Of course, a solo album is to feature the principle player, and Bridger's skills as song composer and guitarist are quite impressive throughout. He successfully navigates the music he knows best, melodic hard rock in the AOR vein. There rock anthems ready arena play in Tuesday Afternoon, How Long, and Good To Be Home. Rock rules on the heavier, but instantly accessible, Don't Push Me and the smoother Gonna Get Better. Bridger has an uncanny ability to weave tight melodies, a rock groove, and mammoth hooks in all these songs. Yet, Bridger offers some blues flavor, the ballad-like number On the Ledge. To the ballads, Without a Sound, Live for the Moment, and Once in a Lifetime balance skillful song craftsmanship, usually the blend of acoustic guitar with vocals, with necessary emotion.

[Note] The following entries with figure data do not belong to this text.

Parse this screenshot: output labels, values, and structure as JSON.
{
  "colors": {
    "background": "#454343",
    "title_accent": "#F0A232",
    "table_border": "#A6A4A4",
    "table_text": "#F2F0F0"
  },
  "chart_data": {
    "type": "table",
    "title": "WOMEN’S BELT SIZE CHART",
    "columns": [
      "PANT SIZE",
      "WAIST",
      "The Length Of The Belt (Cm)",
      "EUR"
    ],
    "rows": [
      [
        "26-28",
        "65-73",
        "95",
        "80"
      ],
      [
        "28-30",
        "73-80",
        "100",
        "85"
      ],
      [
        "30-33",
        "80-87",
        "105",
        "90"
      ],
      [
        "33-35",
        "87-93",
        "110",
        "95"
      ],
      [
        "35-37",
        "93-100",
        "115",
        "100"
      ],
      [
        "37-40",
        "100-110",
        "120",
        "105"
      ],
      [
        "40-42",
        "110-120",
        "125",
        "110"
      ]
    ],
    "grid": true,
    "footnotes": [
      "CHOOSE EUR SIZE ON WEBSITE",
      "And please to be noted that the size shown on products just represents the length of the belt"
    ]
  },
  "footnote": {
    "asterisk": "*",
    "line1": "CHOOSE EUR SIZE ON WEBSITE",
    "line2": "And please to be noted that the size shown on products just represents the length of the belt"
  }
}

However, with all this praise for his skills, I think Bridger is upstaged on this debut by his lead vocalist Terry Ilous. His ability to move from the smooth sensuality of Live for the Moment to assertive rocker on Don't Push Me, as only two examples, is simply masterful. Frankly, his contribution is quite significant; I wonder if Bridger would have sounded this good with somebody else behind the microphone.

As a final note, Bridger in company pay tribute to Ronnie James Dio by covering his classic song for Black Sabbath, Heaven and Hell. Call it Sabbath 'light' or an AOR version and, leave it at that. But, it is good.

Glenn Bridger's self-titled solo debut is a striking and entertaining platter of well composed and well played AOR melodic rock, only made better by the vocal performance of Terry Ilous. Strongly recommended.







In Short

Glenn Bridger's self-titled solo debut is a striking and entertaining platter of well composed and well played AOR melodic rock, only made better by the vocal performance of Terry Ilous. Strongly recommended.